O dönemde Dünya Sağlık Örgütü’nün salgın hastalıklarla ilgili sertifikalı bir eğitim programı vardı, ona katılmıştım. Daha önceki salgın hastalıklardan verilen örneklerle, böyle durumlarda neler yapmalı diye bir checklist vardı. Bence Covid zamanı Türkiye Cumhuriyeti Sağlık Bakanlığı'nın izlediği yol o checklist’e birebir uyuyor. Hatta örnek olarak gösterilebilecek bir sistemdi. Burada yapılan en önemli şeylerden bir tanesi her gün çıkıp bilgi verilmesiydi.
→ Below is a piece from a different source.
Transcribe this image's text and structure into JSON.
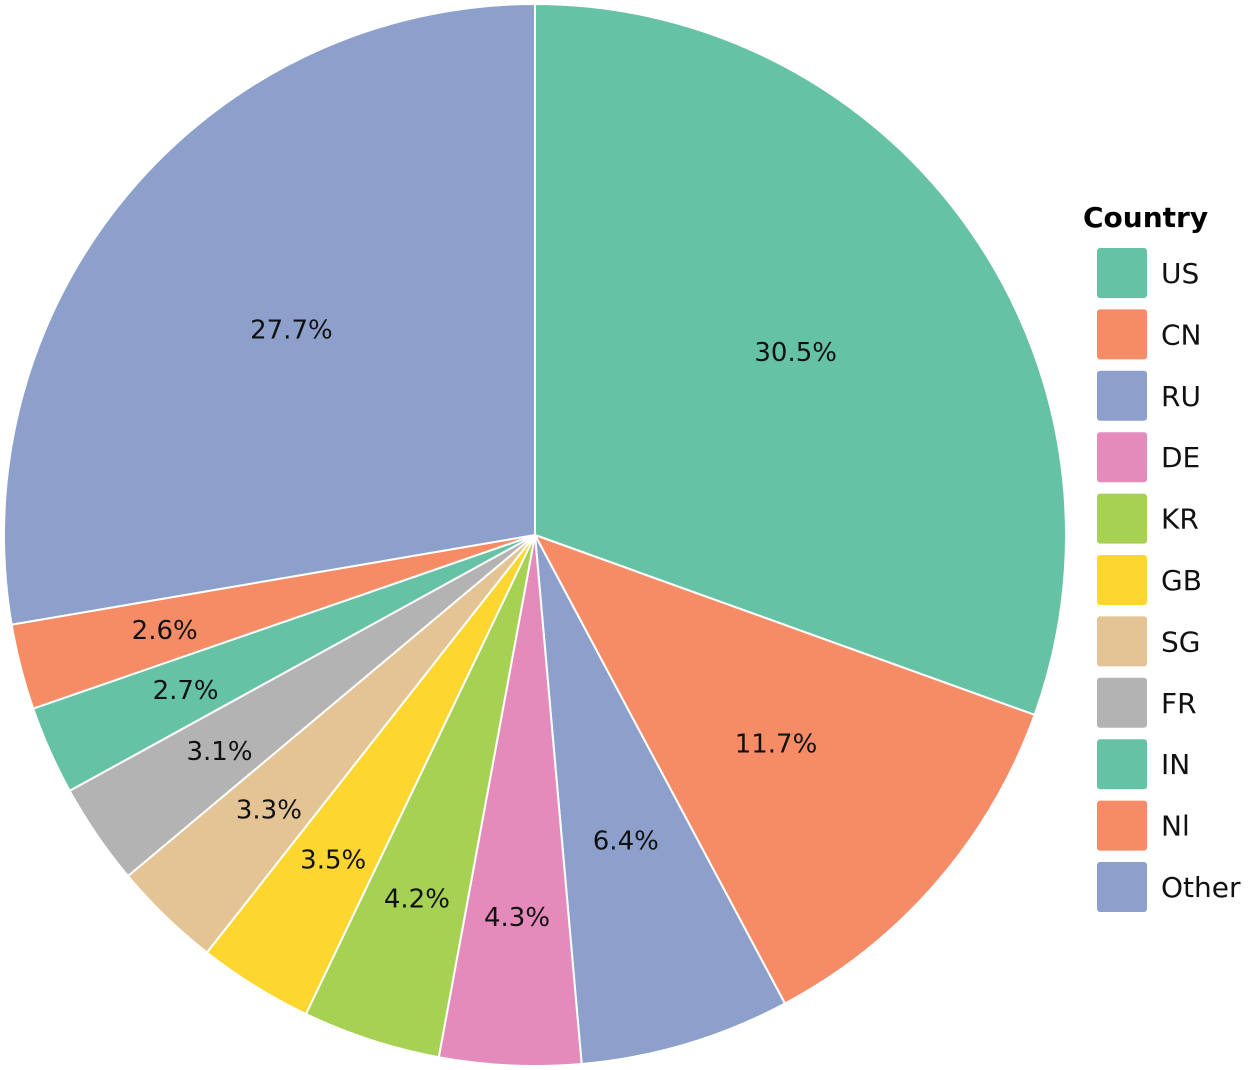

Birisinin çıkıp bugün bu oldu, bugün bunları yapacağız ve biz buradayız duygusunu veriyor olması en kritik şeylerden birisiydi. İngiltere’de ilk başta, yüzde 50 popülasyon bu enfeksiyonla enfekte olduğunda nasıl olsa sürü bağışıklığı gerçekleşmiş olacak ve biz bunu yönetebiliriz diye düşündüler. İngiltere'nin yaptığı şey yanlış diyemem. Çünkü o anki bilgiyle verilen karardı. Çocukları etkilemediğini biliyorduk, yaşlıların ölüyor olmasının teorik olarak beklenen yaşam ömrünün sonuna gelmiş popülasyonun ölü olmasının maliyetle karşılaştırıldığı zaman önemli olmadığını hesaplamış olabilirler. Bu çok duygusuzca gelebilir ama hesapla yapılan bir yöntemden bahsediyoruz. Bizim için mesela bu hiçbir zaman tartışma konusu olamaz. Her can kıymetli ve o hesap yapılamaz diye değerlendirdik. Bence o yüzden ülkelerdeki sağlık sistemlerinin yaklaşımları da Covid'deki yaklaşımları çok etkiledi. Türkiye’de doktorlarımız evine bile gitmedi çünkü evine gitse çocuklarını enfekte etme ihtimali vardı. Hastanede yatıp kalkıp işine devam eden arkadaşlarım oldu. Bir arkadaşım şey demişti: Türkiye hekimleri günde 100 tane hasta bakmaya, gece boyunca nöbette o kadar çok hastayla uğraşmaya alışkın olduğu için bunlar normal gün pratiğinin biraz üstüymüş gibi geldi ama İngiliz hekiminin doğası ve öğrendiği bilgi bu olmadığı için günde 100 tane hasta bakamaz.